Ipswich Crown Court heard that Morphey, of High Street, Yoxford, had drunk a lot of alcohol in the hours leading up to the crash on July 1, 2006.

He was estimated to be nearly twice the legal drink-drive limit when his Renault Laguna veered across the road into the path of a Vauxhall Astra driven by Claire Stoddart.

Mrs Took, who is married to David and has another daughter, called Kerry, added: “There is a massive gap in our family, but I thought we could draw a line under it once he was in prison. We were trying to carry on, but then we received a phone call to be told he had appealed and we've got to go through it again.

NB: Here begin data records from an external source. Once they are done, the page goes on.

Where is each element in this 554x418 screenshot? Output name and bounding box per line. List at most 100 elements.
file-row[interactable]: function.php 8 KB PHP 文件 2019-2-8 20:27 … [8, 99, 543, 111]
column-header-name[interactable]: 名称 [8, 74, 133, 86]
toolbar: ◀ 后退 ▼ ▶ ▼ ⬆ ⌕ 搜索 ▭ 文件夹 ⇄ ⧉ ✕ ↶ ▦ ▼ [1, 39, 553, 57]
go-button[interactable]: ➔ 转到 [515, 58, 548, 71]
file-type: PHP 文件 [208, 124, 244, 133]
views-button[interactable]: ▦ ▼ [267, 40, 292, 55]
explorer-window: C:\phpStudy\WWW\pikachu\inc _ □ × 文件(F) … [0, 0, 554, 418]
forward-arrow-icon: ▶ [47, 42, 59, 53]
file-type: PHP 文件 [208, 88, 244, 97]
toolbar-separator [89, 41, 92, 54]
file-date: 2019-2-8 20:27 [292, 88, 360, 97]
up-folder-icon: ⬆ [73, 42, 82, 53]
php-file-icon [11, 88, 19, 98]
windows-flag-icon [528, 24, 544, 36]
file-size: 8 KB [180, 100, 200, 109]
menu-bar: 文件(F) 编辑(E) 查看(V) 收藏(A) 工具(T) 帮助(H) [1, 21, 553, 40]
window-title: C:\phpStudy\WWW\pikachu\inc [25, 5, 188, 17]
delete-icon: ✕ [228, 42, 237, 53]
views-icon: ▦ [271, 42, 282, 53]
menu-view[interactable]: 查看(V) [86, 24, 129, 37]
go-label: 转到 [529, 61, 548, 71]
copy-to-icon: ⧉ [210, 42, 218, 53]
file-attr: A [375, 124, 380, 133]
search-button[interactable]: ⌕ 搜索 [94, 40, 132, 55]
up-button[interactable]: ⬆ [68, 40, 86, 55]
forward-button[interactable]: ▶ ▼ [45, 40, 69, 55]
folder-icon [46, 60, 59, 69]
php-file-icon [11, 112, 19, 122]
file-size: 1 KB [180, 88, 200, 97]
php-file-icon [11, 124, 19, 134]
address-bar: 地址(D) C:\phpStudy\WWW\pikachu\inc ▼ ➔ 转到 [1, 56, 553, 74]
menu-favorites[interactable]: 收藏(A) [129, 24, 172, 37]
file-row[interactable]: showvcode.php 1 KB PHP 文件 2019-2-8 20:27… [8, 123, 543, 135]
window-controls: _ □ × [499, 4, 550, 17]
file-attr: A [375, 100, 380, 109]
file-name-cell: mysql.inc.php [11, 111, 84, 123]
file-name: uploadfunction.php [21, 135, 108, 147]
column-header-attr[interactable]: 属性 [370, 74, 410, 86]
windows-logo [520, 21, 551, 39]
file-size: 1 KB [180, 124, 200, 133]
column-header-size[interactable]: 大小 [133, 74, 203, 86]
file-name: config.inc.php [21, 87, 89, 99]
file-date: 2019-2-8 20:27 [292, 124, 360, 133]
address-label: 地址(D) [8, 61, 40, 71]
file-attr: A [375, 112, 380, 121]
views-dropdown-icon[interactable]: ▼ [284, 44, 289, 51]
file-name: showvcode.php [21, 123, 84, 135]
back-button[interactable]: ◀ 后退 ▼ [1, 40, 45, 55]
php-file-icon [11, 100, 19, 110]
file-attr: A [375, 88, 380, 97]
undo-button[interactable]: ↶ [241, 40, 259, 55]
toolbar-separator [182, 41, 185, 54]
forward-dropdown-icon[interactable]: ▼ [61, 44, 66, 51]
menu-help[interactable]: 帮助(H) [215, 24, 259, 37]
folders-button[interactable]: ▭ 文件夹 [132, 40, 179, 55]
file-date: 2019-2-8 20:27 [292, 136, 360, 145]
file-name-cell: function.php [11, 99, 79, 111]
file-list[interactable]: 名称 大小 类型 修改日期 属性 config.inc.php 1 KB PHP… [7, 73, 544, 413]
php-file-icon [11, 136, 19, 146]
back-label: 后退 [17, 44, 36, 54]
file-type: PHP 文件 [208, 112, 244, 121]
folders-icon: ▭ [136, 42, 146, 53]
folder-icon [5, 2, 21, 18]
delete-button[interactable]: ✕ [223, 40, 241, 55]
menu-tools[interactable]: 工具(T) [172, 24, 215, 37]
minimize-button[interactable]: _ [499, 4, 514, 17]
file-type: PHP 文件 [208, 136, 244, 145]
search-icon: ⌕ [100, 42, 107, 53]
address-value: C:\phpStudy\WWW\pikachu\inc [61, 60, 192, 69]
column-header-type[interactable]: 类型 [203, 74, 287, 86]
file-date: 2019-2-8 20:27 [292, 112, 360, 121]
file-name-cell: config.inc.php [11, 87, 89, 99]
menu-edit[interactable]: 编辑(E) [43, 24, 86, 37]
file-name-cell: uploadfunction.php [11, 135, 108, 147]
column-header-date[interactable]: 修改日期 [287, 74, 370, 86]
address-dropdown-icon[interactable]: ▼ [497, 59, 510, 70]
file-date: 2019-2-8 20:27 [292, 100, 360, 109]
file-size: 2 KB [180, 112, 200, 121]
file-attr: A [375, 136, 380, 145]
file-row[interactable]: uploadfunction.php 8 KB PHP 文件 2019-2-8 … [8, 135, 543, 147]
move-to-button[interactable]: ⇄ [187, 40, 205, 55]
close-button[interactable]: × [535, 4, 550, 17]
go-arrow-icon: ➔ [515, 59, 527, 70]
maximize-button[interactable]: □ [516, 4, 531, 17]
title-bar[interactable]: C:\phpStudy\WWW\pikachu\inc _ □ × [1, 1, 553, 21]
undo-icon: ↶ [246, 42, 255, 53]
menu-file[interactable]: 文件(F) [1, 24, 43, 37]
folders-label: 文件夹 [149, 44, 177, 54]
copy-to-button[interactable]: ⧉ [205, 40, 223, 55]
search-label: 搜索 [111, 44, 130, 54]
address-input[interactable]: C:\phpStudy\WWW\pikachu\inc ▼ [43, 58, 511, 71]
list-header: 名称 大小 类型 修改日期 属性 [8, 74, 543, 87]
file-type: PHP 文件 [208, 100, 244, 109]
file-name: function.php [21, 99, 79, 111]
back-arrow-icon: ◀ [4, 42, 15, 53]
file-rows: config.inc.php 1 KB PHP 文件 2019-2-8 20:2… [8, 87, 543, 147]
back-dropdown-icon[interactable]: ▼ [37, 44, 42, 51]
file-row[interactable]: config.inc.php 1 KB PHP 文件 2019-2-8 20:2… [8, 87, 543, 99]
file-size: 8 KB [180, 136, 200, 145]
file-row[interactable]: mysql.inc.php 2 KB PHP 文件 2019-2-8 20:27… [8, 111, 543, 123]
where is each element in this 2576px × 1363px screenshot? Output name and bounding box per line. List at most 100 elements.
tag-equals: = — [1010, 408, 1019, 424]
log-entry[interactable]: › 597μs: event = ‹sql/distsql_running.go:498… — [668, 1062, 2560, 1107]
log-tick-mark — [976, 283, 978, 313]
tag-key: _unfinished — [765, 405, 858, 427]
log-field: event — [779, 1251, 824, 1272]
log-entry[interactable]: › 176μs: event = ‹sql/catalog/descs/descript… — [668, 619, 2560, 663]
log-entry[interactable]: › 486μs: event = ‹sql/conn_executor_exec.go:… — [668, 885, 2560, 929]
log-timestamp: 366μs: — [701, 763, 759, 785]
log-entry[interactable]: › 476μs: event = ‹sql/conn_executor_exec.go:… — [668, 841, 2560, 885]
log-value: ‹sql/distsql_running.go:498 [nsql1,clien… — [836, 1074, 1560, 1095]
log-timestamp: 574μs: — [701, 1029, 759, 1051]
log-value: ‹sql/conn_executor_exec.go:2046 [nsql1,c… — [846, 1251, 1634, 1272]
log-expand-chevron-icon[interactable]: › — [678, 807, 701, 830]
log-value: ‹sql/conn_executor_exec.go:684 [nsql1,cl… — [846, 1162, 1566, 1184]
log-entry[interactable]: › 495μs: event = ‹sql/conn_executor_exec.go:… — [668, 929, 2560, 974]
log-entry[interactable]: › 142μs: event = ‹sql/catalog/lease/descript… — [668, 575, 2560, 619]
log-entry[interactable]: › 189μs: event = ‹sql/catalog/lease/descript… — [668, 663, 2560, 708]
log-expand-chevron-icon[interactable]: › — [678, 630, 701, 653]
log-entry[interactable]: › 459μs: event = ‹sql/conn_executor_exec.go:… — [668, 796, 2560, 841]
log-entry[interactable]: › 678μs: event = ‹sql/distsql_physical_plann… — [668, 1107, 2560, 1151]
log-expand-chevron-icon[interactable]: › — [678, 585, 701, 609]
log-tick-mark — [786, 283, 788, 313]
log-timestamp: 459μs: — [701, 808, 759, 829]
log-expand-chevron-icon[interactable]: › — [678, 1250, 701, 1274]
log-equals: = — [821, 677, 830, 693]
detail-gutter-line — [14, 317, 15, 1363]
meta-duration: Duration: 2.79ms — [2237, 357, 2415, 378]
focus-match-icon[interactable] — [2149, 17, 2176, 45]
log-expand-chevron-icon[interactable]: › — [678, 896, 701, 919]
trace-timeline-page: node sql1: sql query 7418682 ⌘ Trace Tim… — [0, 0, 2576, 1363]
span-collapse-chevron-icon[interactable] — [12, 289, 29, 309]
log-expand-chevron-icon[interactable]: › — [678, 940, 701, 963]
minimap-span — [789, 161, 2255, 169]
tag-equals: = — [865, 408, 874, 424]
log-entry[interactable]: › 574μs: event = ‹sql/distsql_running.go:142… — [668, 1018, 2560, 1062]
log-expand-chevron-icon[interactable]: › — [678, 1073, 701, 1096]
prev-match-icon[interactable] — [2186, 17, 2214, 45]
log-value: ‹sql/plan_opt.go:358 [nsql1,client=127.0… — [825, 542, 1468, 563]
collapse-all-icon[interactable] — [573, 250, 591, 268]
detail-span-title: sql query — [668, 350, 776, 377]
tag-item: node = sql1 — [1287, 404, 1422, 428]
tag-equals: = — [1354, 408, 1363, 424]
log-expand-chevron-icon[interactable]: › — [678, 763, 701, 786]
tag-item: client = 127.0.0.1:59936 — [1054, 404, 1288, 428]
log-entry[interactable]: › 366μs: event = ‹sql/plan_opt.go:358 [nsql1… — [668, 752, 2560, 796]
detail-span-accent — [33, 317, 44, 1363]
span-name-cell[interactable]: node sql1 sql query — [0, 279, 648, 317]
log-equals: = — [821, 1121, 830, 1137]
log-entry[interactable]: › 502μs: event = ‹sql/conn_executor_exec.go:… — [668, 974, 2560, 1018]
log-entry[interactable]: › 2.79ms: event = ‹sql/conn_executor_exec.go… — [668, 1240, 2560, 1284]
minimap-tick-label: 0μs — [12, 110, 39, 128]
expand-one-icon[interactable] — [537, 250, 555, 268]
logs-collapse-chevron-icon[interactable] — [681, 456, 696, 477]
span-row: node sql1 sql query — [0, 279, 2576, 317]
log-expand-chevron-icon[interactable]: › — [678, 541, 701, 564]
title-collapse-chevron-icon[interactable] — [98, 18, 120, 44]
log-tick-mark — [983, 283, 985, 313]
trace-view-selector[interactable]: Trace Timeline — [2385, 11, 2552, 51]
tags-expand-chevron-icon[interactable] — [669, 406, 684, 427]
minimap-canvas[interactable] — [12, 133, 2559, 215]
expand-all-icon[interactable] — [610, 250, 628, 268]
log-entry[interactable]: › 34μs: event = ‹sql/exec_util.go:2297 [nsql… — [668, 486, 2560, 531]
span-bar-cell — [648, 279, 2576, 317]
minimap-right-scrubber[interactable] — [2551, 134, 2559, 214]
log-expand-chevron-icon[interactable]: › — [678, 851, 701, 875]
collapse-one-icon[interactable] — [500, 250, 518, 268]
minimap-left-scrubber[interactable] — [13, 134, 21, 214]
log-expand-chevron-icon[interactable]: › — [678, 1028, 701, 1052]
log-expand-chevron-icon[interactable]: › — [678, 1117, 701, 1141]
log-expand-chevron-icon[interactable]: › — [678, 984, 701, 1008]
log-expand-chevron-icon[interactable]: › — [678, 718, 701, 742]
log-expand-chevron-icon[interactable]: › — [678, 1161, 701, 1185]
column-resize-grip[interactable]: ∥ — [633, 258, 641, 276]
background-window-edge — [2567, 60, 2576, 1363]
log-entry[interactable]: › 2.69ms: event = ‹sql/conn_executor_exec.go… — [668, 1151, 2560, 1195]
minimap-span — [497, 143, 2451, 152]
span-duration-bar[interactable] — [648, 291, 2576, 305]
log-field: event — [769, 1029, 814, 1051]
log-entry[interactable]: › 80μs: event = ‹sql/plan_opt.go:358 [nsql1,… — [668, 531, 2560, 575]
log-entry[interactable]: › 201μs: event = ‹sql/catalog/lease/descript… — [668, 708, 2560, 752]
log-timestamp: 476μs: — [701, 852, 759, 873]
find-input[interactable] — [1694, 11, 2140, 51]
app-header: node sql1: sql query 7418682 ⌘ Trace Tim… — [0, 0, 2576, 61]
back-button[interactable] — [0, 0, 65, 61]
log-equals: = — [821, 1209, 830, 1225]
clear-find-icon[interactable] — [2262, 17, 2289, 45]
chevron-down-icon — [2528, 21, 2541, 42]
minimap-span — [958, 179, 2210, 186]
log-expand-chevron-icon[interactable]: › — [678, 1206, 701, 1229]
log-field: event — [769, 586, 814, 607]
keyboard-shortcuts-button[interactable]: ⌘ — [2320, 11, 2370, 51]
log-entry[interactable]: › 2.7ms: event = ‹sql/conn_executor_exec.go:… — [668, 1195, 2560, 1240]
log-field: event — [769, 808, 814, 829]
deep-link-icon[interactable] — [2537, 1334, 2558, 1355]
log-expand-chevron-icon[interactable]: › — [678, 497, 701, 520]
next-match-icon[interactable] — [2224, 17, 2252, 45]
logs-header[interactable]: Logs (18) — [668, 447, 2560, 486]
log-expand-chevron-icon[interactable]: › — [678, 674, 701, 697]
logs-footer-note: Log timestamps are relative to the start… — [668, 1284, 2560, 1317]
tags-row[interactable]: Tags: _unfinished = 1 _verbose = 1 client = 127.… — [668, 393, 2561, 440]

“It has reopened it all and has brought back feelings of anger for me. I just hate injustice.”

Following their deaths, Carla and Claire's A-level results were released, revealing they were the top two female performers at Benjamin Britten High.

Phil Stoddart, the father of Claire and Jenny, said news of Morphey's appeal had come as a surprise, but added it was up to the legal system to deal with him.

Simon Bonner, 40, and Kim Abbott, 41, were passengers in Morphey's car and also died in the crash. Two youngsters in the car driven by Claire Stoddart were also injured.

Passing sentence in June, Judge Neil McKittrick told Morphey, an army aircraft technician, that he had been guilty of a “gross error of judgment” and also banned him from driving until 2017.

A spokesman for the Crown Prosecution Service confirmed Morphey had lodged his appeal.